3. A Uniform National Policy on Privacy of Financial Information
In Statement No. 185 of December 9, 2002, the Committee recommended to the then incoming Congress that legislation be enacted to create a uniform national policy on privacy of financial information. We noted that states continued to enact such legislation. This process has continued since 2002, creating an increasingly chaotic set of inconsistent and sometimes conflicting measures, making it difficult and costly for financial services companies with national operations to operate efficiently. These costs raise consumer prices. We urge the new Congress to remedy this situation by preempting state laws on sharing financial information.

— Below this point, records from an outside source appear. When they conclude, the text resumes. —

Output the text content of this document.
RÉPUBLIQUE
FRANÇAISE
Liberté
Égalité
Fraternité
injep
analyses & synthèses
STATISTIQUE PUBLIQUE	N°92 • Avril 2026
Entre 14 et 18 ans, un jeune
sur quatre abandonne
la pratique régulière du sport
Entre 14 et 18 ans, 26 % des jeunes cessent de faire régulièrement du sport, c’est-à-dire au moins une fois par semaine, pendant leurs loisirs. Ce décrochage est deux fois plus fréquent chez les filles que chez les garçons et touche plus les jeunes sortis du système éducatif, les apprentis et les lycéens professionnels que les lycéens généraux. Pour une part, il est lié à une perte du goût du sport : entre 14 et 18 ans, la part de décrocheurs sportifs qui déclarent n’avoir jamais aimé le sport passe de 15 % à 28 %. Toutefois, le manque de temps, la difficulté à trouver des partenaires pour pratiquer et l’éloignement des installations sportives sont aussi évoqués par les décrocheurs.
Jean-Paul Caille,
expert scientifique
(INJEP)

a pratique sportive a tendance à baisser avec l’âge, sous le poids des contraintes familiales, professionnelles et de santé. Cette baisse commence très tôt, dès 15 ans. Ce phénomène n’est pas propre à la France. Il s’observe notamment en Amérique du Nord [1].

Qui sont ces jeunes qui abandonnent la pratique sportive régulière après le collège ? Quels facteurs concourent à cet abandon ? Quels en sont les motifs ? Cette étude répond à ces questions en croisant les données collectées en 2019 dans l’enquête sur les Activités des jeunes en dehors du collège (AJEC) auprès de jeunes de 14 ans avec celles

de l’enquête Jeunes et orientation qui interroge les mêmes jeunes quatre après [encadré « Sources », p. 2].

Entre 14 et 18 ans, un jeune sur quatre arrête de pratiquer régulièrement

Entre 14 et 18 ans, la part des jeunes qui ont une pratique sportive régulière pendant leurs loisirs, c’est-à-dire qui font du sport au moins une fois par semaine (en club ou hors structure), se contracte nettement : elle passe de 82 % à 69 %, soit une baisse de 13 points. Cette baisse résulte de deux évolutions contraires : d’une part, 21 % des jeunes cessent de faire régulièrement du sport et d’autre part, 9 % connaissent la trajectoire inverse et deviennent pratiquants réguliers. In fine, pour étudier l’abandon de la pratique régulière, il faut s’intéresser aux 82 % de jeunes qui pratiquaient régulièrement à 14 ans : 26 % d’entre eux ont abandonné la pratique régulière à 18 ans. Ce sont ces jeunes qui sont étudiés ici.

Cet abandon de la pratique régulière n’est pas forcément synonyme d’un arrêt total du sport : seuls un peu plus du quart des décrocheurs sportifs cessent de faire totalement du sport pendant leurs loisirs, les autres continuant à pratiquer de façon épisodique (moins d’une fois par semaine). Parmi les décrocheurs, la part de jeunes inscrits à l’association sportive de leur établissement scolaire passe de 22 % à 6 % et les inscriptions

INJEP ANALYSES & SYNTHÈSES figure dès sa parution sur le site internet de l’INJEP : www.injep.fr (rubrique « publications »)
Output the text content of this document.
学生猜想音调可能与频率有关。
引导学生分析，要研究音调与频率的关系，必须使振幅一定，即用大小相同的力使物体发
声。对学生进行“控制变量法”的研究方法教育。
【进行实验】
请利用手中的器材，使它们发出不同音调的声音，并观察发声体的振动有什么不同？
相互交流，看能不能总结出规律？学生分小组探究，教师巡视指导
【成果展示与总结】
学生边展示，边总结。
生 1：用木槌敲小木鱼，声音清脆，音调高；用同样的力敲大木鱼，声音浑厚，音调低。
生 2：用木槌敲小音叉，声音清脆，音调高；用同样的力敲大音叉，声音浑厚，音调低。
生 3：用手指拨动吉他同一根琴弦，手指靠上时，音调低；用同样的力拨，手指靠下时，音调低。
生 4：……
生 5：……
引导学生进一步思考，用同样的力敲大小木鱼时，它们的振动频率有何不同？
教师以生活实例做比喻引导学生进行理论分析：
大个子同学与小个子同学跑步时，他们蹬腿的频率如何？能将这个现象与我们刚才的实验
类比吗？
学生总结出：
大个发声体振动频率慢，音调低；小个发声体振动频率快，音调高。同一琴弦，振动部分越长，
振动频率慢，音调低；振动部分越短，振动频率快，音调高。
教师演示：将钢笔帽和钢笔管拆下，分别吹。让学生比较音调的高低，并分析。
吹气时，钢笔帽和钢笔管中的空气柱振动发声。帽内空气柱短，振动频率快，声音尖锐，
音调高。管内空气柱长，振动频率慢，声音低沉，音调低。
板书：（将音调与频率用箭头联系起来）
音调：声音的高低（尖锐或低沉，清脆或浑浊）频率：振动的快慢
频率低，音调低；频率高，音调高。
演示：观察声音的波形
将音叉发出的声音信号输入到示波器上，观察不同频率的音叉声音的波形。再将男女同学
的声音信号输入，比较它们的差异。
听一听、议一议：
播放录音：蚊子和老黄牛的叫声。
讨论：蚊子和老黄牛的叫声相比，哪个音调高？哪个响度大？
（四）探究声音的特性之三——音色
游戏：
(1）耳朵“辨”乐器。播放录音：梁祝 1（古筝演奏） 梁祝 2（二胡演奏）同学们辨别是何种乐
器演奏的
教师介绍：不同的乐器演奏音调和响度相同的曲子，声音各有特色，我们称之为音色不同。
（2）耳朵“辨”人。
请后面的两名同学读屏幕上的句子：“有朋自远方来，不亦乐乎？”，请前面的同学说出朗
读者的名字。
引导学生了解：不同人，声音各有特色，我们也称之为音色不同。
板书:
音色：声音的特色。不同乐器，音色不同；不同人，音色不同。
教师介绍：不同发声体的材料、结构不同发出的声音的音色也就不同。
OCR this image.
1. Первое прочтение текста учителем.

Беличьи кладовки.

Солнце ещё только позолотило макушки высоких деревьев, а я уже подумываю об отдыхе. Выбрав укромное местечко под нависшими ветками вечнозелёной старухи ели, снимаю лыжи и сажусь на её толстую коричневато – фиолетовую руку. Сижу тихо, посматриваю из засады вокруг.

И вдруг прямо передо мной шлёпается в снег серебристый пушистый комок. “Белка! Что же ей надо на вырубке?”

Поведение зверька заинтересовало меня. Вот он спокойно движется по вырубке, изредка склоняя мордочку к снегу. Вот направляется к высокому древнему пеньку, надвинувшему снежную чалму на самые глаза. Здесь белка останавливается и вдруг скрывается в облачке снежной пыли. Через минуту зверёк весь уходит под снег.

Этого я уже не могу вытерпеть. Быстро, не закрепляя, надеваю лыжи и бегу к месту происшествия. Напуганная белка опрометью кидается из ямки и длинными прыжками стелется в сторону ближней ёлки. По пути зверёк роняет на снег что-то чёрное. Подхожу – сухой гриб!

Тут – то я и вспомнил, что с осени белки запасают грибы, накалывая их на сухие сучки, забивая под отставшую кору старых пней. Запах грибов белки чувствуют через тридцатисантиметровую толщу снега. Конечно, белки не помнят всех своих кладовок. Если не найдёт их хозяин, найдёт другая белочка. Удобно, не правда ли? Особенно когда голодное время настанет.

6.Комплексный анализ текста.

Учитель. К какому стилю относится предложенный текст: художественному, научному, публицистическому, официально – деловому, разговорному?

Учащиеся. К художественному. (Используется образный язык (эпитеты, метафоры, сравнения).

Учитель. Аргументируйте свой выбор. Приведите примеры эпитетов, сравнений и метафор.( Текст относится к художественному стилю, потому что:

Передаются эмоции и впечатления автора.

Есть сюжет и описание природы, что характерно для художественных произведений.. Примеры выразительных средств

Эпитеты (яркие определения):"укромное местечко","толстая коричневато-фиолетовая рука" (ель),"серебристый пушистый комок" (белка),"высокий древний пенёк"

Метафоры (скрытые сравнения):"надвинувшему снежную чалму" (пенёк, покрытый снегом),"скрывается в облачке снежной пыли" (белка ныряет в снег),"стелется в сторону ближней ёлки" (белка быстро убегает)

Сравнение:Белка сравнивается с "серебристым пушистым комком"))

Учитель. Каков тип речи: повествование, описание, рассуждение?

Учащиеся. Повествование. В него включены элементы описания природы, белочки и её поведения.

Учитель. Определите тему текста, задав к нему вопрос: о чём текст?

4. An Optional Federal Charter for Insurance Companies
The Committee first recommended the adoption of legislation creating an optional federal charter on May 7, 2001 (Statement No. 170) for insurance companies. The present system requires insurance companies to get the approval of their products, and in many cases their rates, in each state in which they do business, an unnecessarily costly and burdensome process that deprives consumers of the advantages of a single national insurance market. Dual chartering has worked well for banks. We recognize that this is a complex issue for which extensive hearings probably will be necessary. It is important, therefore, that the new Congress start the process of considering this legislation early in the session.
5. Industrial Loan Company Charters for Non-financial Firms
In Statement No. 224 (December 5, 2005), the Committee considered Wal-Mart’s application for an industrial loan company acquisition in Utah. In line with many past statements (Nos. 115, 118, 138, 142, 155, and 194), we expressed the view that the time had come to eliminate the longstanding barriers against combinations of banks and commercial firms in order to encourage new entry, competition, and beneficial takeovers of poorly run institutions in the financial services industry. The FDIC has placed a six-month moratorium, which ends in late-January 2007, on Wal-Mart’s application. This delay was due, we believe, to opposition in some Congressional circles, not so much because of a reasoned preference for continued separation of banking and commerce, but rather because of the prominence of Wal-Mart in issues concerning labor, the minimum wage and other issues not related to the financial services industry. Some bankers’ desire to avoid competition from Wal-Mart may also have played a role.
As long as the Wal-Mart matter remains unresolved, we fear that important reforms of our financial system will not occur. Consequently, the FDIC should not extend the moratorium beyond its current terminal date and should approve Wal-Mart’s application for deposit insurance. We note that several national retailers already own and operate industrial loan companies, so that there is little reasoned basis for allowing controversies over Wal-Mart’s employee relations and other unrelated issues to block banking reforms that would benefit consumers.